Air traffic recovered strongly, with US officers screening 2.31 million people at travel checkpoints on Wednesday, representing 88% of the volume screened on the same day in 2019. It was the highest checkpoint volume since the pandemic low of 87,534 on April 13, 2020, Transportation Security Administration spokesman Lisa Farbstein wrote on Twitter.

Fans also packed Detroit’s Ford Field stadium for the first of three National Football League games on Thursday, compared to last year when none were in the stands.
Midnight after Thanksgiving also marks the unofficial start of the Christmas shopping season. But this year, retailers started promoting online “holiday deals” as early as September.
A brief history
The annual national holiday in the United States and Canada is usually the celebration of a good harvest and other blessings. The holiday is believed to date back to the early 1600s, when pilgrims from Europe and Native Americans gathered to share the autumn bounty — a celebration of goodwill, before a genocide.

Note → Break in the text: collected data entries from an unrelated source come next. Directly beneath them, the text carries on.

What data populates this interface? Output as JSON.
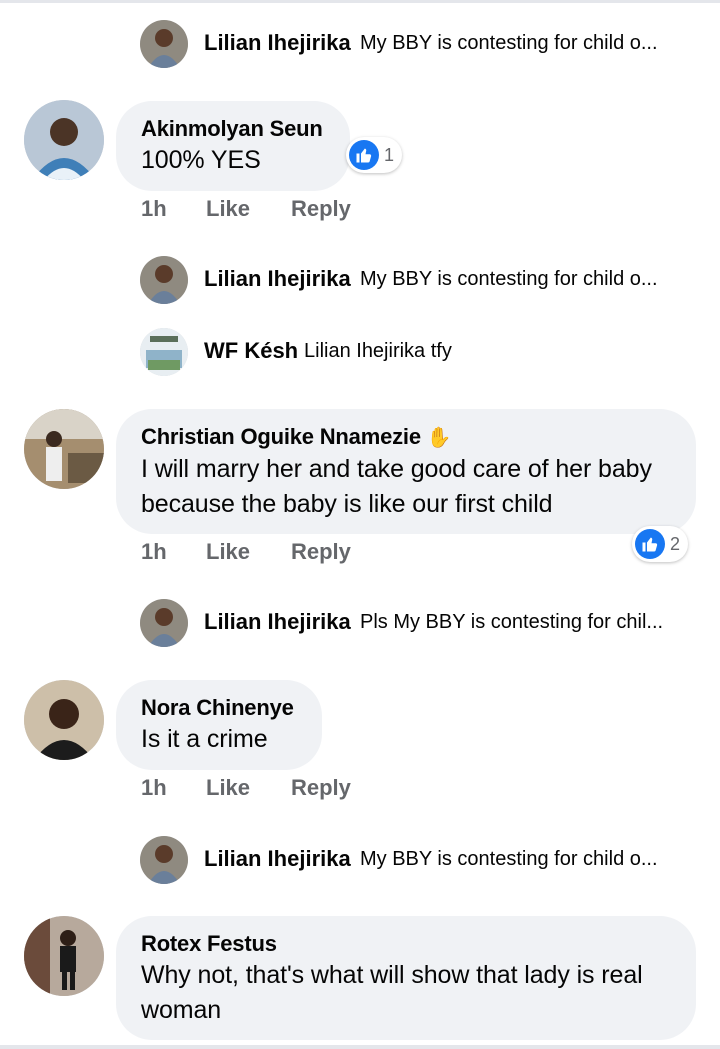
{
  "comments": [
    {
      "author": "Akinmolyan Seun",
      "text": "100% YES",
      "time": "1h",
      "like": "Like",
      "reply": "Reply",
      "reactions": "1"
    },
    {
      "author": "Christian Oguike Nnamezie",
      "badge_icon": "waving-hand-icon",
      "text": "I will marry her and take good care of her baby because the baby is like our first child",
      "time": "1h",
      "like": "Like",
      "reply": "Reply",
      "reactions": "2"
    },
    {
      "author": "Nora Chinenye",
      "text": "Is it a crime",
      "time": "1h",
      "like": "Like",
      "reply": "Reply"
    },
    {
      "author": "Rotex Festus",
      "text": "Why not, that's what will show that lady is real woman"
    }
  ],
  "replies": [
    {
      "author": "Lilian Ihejirika",
      "text": "My BBY is contesting for child o..."
    },
    {
      "author": "Lilian Ihejirika",
      "text": "My BBY is contesting for child o..."
    },
    {
      "author": "WF Késh",
      "text": "Lilian Ihejirika tfy"
    },
    {
      "author": "Lilian Ihejirika",
      "text": "Pls My BBY is contesting for chil..."
    },
    {
      "author": "Lilian Ihejirika",
      "text": "My BBY is contesting for child o..."
    }
  ],
  "colors": {
    "bubble": "#f0f2f5",
    "like_blue": "#1877f2",
    "meta_gray": "#65676b"
  }
}
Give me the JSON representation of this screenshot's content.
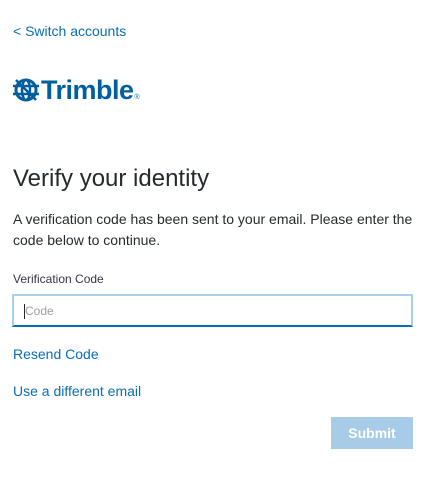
{
  "nav": {
    "switch_accounts_label": "< Switch accounts"
  },
  "logo": {
    "text": "Trimble",
    "registered_mark": "®",
    "icon": "trimble-globe-icon",
    "brand_color": "#005f9e"
  },
  "main": {
    "title": "Verify your identity",
    "description": "A verification code has been sent to your email. Please enter the code below to continue.",
    "field_label": "Verification Code",
    "field_placeholder": "Code",
    "field_value": "",
    "resend_label": "Resend Code",
    "different_email_label": "Use a different email",
    "submit_label": "Submit"
  },
  "colors": {
    "link": "#0a6eb4",
    "text": "#252a2e",
    "submit_disabled_bg": "#a8cce8"
  }
}
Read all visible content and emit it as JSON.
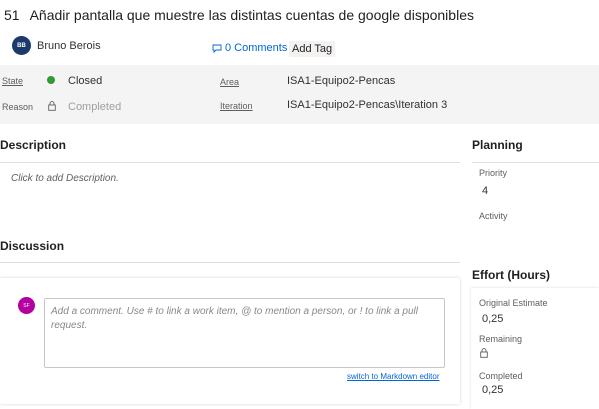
{
  "work_item": {
    "id": "51",
    "title": "Añadir pantalla que muestre las distintas cuentas de google disponibles"
  },
  "author": {
    "initials": "BB",
    "name": "Bruno Berois"
  },
  "toolbar": {
    "comments_label": "0 Comments",
    "add_tag_label": "Add Tag"
  },
  "fields": {
    "state_label": "State",
    "state_value": "Closed",
    "state_color": "#339933",
    "reason_label": "Reason",
    "reason_value": "Completed",
    "area_label": "Area",
    "area_value": "ISA1-Equipo2-Pencas",
    "iteration_label": "Iteration",
    "iteration_value": "ISA1-Equipo2-Pencas\\Iteration 3"
  },
  "description": {
    "title": "Description",
    "placeholder": "Click to add Description."
  },
  "discussion": {
    "title": "Discussion",
    "user_initials": "SF",
    "comment_placeholder": "Add a comment. Use # to link a work item, @ to mention a person, or ! to link a pull request.",
    "markdown_link": "switch to Markdown editor"
  },
  "planning": {
    "title": "Planning",
    "priority_label": "Priority",
    "priority_value": "4",
    "activity_label": "Activity"
  },
  "effort": {
    "title": "Effort (Hours)",
    "original_estimate_label": "Original Estimate",
    "original_estimate_value": "0,25",
    "remaining_label": "Remaining",
    "completed_label": "Completed",
    "completed_value": "0,25"
  }
}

According to Britannica, Thanksgiving is modeled on a 1621 harvest festival shared by the English pilgrims/settlers of Plymouth and the Wampanoag people. Plymouth’s Thanksgiving started with a few settlers going “fowling” out. However, about 90 Wampanoag people surprisingly appeared at the gate of the English settlement, making the 50 or so settlers nervous. However, the two groups interacted without incident for the next few days.
Today, the long holiday weekend is synonymous with families across the country gathering for holiday meals, mainly turkey and deserts, colorful parades and the start of the festive (read shopping) season.
Also an opportunity to count your blessings, Thanksgiving even causes a flood of donations to the poor and hungry.